Session: Session 5

Proteomic analyses of gum tissues and CD45-enriched cells from periodontitis patients

Hugo EICHHORN¹, Nathan COUFFIN¹, Laura TALAMINI⁴, Hayryie OZCELIK^2,3, Olivier HUCK^2,3, Sylviane MULLER⁴, Laurence EHRET-SABATIER¹

¹Laboratoire de spectrométrie de masse bio organique, Strasbourg, France
²Faculté de chirurgie dentaire, University of Strasbourg, Strasbourg, France
³INSERM UMR 1260, INSERM-University of Strasbourg, Strasbourg, France
⁴Neuroimmunologie et thérapie peptidique, UMR7242, CNRS-University of Strasbourg, Strasbourg, France

Introduction

Periodontitis is a gum infection that damages the soft tissue and bone that supports the tooth. It occurs in about 20–50% of the global population, with 11% of severe forms that may require surgical interventions [1]. The invasive nature, elevated costs and associated side effects of the treatments reinforce the need to develop better alternatives for the patients. In this context, a previous study was conducted in a mouse periodontitis model to explore the effects of P140, a peptide that corrects autophagy dysfunctions in several autoimmune and inflammatory diseases [2]. This study demonstrated the ability of P140 to decreases the inflammatory effects and to contribute to bone preservation [3]. Our objective is to decipher the P140’s mechanisms of action, using label-free proteomics in human and in a mouse periodontitis model.

Methods

Proteins were extracted, from gum tissues or CD45-enriched cells, in a Tris-HCl 62.5 mM buffer pH 6.8, 2% SDS, then they were digested using an SP3 protocol. LC-MS/MS analyses were conducted on a timsTOF Pro 2 mass spectrometer (Bruker) or on a Q Exactive HF-X (Thermo Fisher). In case of timsTOF Pro 2, acquisitions were carried out in DDA or DIA modes.

Results

In human gingival tissues, we identified > 6500 proteins thanks to diaPASEF analysis. However, no differential proteins could be discovered with confidence between healthy and diseased tissues, neither in DDA nor in DIA. This may be due to the high variability observed between individuals in the same group.
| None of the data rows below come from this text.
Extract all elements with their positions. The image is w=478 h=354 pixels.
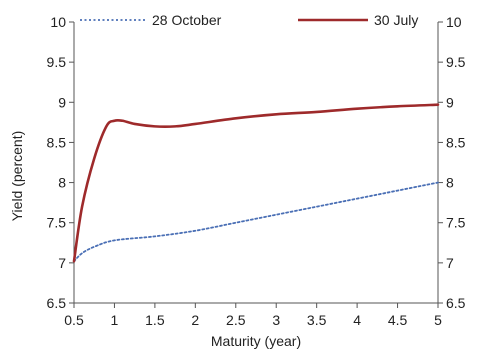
y-tick-label-right: 8	[446, 175, 454, 191]
y-tick-label-right: 7	[446, 255, 454, 271]
x-tick-label: 3	[272, 312, 280, 328]
y-axis-title: Yield (percent)	[9, 131, 25, 222]
x-tick-label: 0.5	[64, 312, 84, 328]
series-layer	[72, 103, 440, 263]
y-tick-label-right: 6.5	[446, 295, 466, 311]
y-tick-label-left: 10	[50, 14, 66, 30]
axes-layer: 0.5 1 1.5 2 2.5 3 3.5 4 4.5 56.577.588.599.5106.5…	[47, 14, 466, 328]
legend: 28 October 30 July	[80, 12, 418, 28]
x-tick-label: 4.5	[388, 312, 408, 328]
y-tick-label-left: 9.5	[47, 54, 67, 70]
y-tick-label-left: 6.5	[47, 295, 67, 311]
x-tick-label: 3.5	[307, 312, 327, 328]
legend-label: 28 October	[152, 12, 222, 28]
y-tick-label-left: 9	[58, 94, 66, 110]
y-tick-label-left: 7	[58, 255, 66, 271]
y-tick-label-left: 8	[58, 175, 66, 191]
y-tick-label-right: 8.5	[446, 134, 466, 150]
x-tick-label: 2.5	[226, 312, 246, 328]
legend-label: 30 July	[374, 12, 418, 28]
x-tick-label: 2	[191, 312, 199, 328]
y-tick-label-right: 7.5	[446, 215, 466, 231]
x-axis-title: Maturity (year)	[211, 333, 301, 349]
series-line-solid	[72, 103, 440, 263]
x-tick-label: 1	[111, 312, 119, 328]
y-tick-label-left: 7.5	[47, 215, 67, 231]
y-tick-label-right: 9	[446, 94, 454, 110]
y-tick-label-left: 8.5	[47, 134, 67, 150]
y-tick-label-right: 10	[446, 14, 462, 30]
series-line-dotted	[73, 181, 439, 263]
x-tick-label: 5	[434, 312, 442, 328]
x-tick-label: 4	[353, 312, 361, 328]
x-tick-label: 1.5	[145, 312, 165, 328]
y-tick-label-right: 9.5	[446, 54, 466, 70]
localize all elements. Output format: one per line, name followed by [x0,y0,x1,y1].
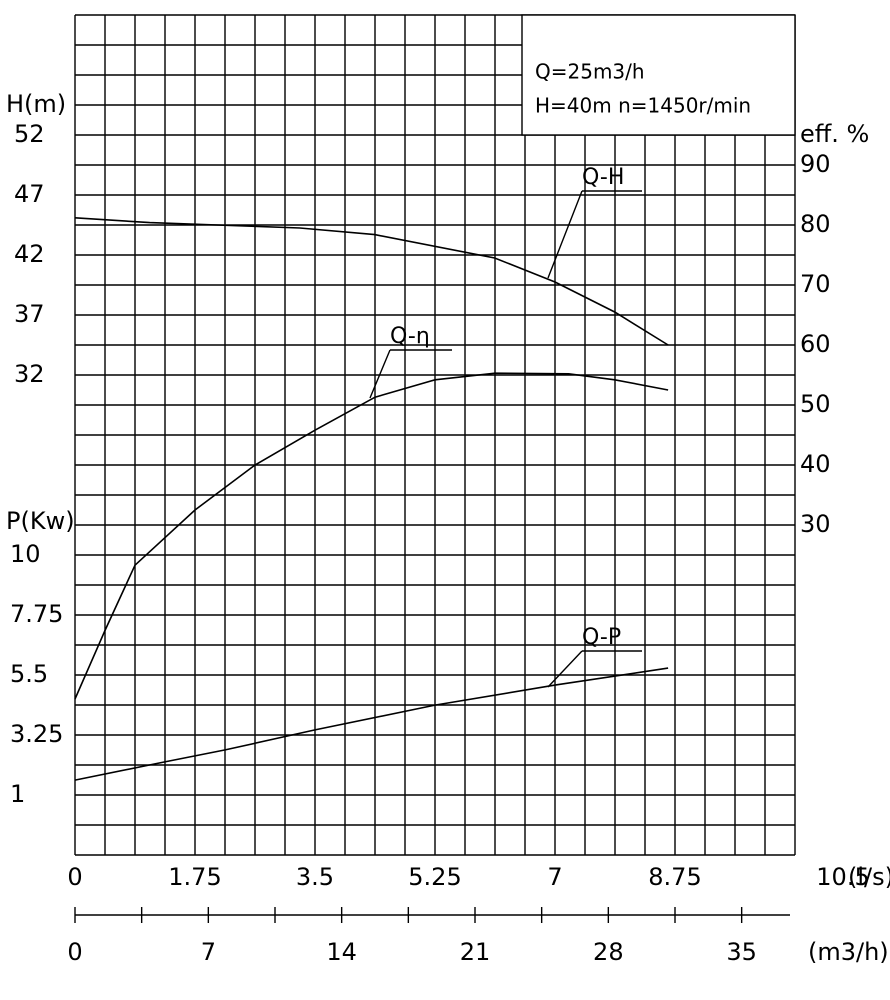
y2-tick-label: 30 [800,510,831,538]
curve [74,667,669,781]
info-text: Q=25m3/h [535,60,645,84]
label-leader [547,190,583,279]
x2-tick-label: 0 [67,938,82,966]
info-box [521,14,796,136]
y-tick-label: 37 [14,300,45,328]
curve-label: Q-η [390,324,430,349]
x2-tick-label: 35 [726,938,757,966]
x-tick-label: 7 [547,863,562,891]
x2-tick-label: 21 [460,938,491,966]
curve-label: Q-P [582,625,621,650]
x2-tick-label: 14 [326,938,357,966]
y2-axis-label: eff. % [800,120,869,148]
x2-axis-label: (m3/h) [808,938,889,966]
x-tick-label: 3.5 [296,863,334,891]
y-tick-label: 42 [14,240,45,268]
y3-tick-label: 5.5 [10,660,48,688]
x-axis-label: (l/s) [848,863,890,891]
curve-label: Q-H [582,165,624,190]
x2-tick-label: 28 [593,938,624,966]
y-tick-label: 47 [14,180,45,208]
y2-tick-label: 90 [800,150,831,178]
y2-tick-label: 40 [800,450,831,478]
x-tick-label: 0 [67,863,82,891]
y2-tick-label: 50 [800,390,831,418]
info-text: H=40m n=1450r/min [535,94,751,118]
x-tick-label: 10.5 [816,863,869,891]
label-leader [547,650,583,688]
curve [74,217,669,346]
x-tick-label: 1.75 [168,863,221,891]
grid [74,14,796,856]
label-leader [369,349,391,399]
y2-tick-label: 60 [800,330,831,358]
y3-tick-label: 3.25 [10,720,63,748]
y-tick-label: 32 [14,360,45,388]
x-tick-label: 8.75 [648,863,701,891]
x-tick-label: 5.25 [408,863,461,891]
y3-axis-label: P(Kw) [6,507,75,535]
curve [74,372,669,700]
y-tick-label: 52 [14,120,45,148]
x2-tick-label: 7 [201,938,216,966]
y2-tick-label: 80 [800,210,831,238]
y3-tick-label: 1 [10,780,25,808]
y3-tick-label: 10 [10,540,41,568]
y2-tick-label: 70 [800,270,831,298]
y3-tick-label: 7.75 [10,600,63,628]
y-axis-label: H(m) [6,90,66,118]
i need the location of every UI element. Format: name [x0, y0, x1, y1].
Thus, we investigated CD45-enriched cells to reduce the sample complexity. We examined the minimal amount of starting cells, and we identified around 1000 proteins on the Q Exactive HF-X platform in DDA mode. The collection of CD45-enriched cells for the differential analysis is under progress. In parallel, we set up the proteomic workflow in a mouse periodontitis model, to perform differential analyses between healthy, diseased and P140-treated mice.